For your money you get the same frameset as raced at WorldTour level by Team Katusha and Movistar, with Reynolds Strike carbon clincher wheels and a full Shimano Ultegra 11-speed mechanical groupset with hydraulic disc brakes.
The build weighs in at a claimed 7.8kg for the size medium I was testing; not quite as svelte as the Canyon Ultimate CF SLX, but certainly an impressive figure for an aero bike with disc brakes.
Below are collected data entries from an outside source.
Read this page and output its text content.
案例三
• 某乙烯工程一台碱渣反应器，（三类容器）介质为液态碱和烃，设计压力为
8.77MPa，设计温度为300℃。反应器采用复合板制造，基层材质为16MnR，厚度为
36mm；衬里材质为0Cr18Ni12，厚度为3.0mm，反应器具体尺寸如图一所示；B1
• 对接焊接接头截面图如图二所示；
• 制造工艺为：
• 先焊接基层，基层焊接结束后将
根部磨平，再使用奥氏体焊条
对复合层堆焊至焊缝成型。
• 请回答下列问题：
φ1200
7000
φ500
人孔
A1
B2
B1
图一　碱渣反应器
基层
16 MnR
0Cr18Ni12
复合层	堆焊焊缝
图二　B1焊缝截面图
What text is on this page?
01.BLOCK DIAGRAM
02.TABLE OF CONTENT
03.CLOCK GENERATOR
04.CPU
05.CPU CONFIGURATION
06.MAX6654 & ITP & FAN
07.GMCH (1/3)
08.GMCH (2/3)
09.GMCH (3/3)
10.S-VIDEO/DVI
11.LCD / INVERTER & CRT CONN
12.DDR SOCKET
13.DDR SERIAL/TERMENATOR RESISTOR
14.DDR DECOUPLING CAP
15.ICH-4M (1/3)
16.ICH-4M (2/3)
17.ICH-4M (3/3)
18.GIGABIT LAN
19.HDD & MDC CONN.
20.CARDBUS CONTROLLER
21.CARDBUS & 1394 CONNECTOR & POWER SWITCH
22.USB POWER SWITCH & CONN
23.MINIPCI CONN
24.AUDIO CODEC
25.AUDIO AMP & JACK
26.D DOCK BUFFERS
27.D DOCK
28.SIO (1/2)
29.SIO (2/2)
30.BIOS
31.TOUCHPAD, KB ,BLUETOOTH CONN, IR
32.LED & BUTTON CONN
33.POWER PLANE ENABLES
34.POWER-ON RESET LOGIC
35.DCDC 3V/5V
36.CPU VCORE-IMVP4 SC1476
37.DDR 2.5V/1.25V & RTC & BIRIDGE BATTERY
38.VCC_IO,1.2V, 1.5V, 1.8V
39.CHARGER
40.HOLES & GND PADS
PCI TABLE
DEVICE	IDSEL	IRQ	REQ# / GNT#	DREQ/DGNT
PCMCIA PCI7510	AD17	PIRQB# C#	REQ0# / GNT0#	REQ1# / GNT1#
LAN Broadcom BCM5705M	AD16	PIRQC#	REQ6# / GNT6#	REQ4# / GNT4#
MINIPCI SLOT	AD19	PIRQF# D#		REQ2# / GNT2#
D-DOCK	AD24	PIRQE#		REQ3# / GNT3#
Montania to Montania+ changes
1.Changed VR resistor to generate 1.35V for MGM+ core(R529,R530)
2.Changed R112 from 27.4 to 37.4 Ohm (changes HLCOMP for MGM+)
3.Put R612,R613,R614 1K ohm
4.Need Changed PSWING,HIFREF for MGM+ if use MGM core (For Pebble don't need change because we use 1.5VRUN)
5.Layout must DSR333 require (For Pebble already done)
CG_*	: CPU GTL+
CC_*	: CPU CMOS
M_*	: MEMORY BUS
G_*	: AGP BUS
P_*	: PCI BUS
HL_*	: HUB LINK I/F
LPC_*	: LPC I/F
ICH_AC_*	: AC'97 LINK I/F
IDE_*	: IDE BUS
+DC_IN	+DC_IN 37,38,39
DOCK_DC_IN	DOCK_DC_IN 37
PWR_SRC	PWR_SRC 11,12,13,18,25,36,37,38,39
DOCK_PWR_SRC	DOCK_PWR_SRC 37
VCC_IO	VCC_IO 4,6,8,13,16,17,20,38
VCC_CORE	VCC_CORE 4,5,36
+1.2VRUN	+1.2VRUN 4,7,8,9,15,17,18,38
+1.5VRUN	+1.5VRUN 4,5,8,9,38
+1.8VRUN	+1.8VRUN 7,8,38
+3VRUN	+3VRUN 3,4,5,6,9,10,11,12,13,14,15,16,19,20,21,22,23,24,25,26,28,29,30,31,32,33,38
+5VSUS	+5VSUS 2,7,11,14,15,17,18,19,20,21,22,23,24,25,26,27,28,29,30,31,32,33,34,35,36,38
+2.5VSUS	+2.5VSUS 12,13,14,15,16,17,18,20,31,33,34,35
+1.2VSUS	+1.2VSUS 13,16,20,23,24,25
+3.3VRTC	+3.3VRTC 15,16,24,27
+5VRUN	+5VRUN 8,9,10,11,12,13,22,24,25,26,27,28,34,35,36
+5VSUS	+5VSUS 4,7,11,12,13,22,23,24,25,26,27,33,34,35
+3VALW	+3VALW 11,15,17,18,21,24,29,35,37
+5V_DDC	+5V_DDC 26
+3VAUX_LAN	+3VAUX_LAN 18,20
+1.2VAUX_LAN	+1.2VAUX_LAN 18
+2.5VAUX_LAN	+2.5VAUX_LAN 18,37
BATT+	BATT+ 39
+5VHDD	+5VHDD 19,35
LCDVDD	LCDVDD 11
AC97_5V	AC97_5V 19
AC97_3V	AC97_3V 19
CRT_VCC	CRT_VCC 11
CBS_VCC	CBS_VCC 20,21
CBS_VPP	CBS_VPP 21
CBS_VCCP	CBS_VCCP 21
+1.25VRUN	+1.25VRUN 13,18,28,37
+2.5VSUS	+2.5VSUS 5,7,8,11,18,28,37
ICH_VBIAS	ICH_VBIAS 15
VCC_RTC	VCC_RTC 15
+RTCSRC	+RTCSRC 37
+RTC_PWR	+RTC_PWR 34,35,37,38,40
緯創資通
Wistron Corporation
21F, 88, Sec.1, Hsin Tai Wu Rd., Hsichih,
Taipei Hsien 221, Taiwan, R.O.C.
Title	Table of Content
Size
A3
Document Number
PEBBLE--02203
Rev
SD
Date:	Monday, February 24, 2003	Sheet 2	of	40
After a chat with a small gathering of cycling journalists over coffee and pastries, we set off for the Lee Valley Velopark. Riding through traffic-heavy east London streets, there wasn't much to report other than it felt nice and light and the braking performance was excellent (as expected). We then got to a spot in Victoria Park where there's a clear, long stretch and it was time to put a little effort in.
As someone who rides a lot, I generally know how fast I'm going and what sort of wattage I'm putting out. With the effort I was putting in I'd expected to look down at my computer and see about 25/26mph (41km/h). When I saw 30mph (48km/h) my eyebrows were raised.
On the VeloPark road circuit it was clear this bike was fast. With relatively modest efforts I was seeing 26mph. With a sustained effort I was hovering around 28/29mph. Even on the inclines these speeds were far easier than they should have been, and 30mph wasn't much trouble. I always seemed to be 3-4mph faster than I'd expect to be for the effort level.
In an ideal world I'd have had my power meter in place, but on the other hand comparing power output to speed achieved would no doubt have shown up just how far off the pace my own bikes are.
It was a very blustery day with the sort of swirling winds we often get in London. That did cause some issues with the 62mm Reynolds Strike wheels. Whilst I was never in any real danger, I did get shunted to the side a few times and had to approach corners a little gingerly when leaning in.
The Aeroad CF SLX 8.0 is fitted with standard Canyon-branded stem and bars, rather than the integrated H11 Aerocockpit fitted on the top-spec models. I'd have preferred the handlebars a good few centimetres lower (there was about 5cm of spacers fitted) but nonetheless, the handling felt precise and fast - exactly what you'd want on a race bike.
Comfort levels were surprisingly good - the ride was never harsh, and it was no less comfortable than my own endurance-oriented carbon bike which I've done all-day rides on.
A couple of dozen laps of the VeloPark circuit can only tell you so much, but my time on the Aeroad was a very positive experience and I am sold on the aero benefits. The ease with which I got up to speed and maintained that speed was seriously impressive.
I wondered what you get when you pay this sort of money for a bike, and now I know - it's lots of speed for not much effort. Thanks to Canyon and Rapha for being great hosts for the afternoon.